Demand for H-1B visa petitions increased slightly, but continued to be relatively light as compared to recent years. As of May 14, U.S. Citizenship and Immigration Services (USCIS) reported that it has received approximately 19,000 H-1B petitions counting toward the annual 65,000 “cap” (see www.uscis.gov/h-1b_count). USCIS has also received 8,100 petitions for individuals with advanced degrees counting toward the 20,000 advanced U.S. degree or “Master’s Cap.” Thousands of H-1B visas thus remain available under the Fiscal Year 2011 (FY 2011) quota, though the pace of filing during the late April to May time frame appears greater than last year. Persons currently employed as F-1 students or J-1 trainees and persons outside of the United States commonly require new, cap-subject H-1Bs. Each year on April 1, USCIS begins accepting new H-1B petitions to be counted against the annual H-1B quota for the next government fiscal year which begins on October 1.
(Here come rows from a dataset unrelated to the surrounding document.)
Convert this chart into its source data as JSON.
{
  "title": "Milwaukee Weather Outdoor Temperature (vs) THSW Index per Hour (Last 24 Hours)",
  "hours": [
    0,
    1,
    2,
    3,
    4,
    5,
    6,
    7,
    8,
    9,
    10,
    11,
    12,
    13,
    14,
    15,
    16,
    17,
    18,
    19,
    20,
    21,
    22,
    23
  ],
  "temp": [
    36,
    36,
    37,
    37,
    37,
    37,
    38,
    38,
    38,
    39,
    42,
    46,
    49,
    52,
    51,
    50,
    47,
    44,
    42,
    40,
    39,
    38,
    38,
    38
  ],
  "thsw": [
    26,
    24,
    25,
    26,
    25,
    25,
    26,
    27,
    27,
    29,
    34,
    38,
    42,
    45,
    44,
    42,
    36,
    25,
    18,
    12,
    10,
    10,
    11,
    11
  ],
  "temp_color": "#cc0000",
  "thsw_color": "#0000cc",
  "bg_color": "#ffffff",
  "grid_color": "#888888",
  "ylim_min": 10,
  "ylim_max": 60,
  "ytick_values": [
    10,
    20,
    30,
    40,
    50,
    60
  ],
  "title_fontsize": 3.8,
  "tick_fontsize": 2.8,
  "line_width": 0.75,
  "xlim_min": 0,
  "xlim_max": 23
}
The H-2B visa classification, which allows U.S. employers to bring foreign nationals to the United States to fill temporary non-agricultural jobs, has a cap of 66,000. The cap is split into two “seasons” with 33,000 allocated for employment beginning between October 1 and March 31 and 33,000 allocated for employment beginning between April 1 and September 30. The Fiscal Year 2010 (FY 2010) H-2B cap count was at 25,174 as of May 12. USCIS actually will approve cases for 47,000 H-2B beneficiaries, with the difference (47,000 versus 33,000) being used as a cushion for petition withdrawals, denials and revocations. Thus, there is still a fair amount of H-2B availability for the remainder of FY 2010. Note that petitions to extend the status of H-2B beneficiaries already in the United States generally do not count against the cap. For updates on the H-2B cap, visit the USCIS website.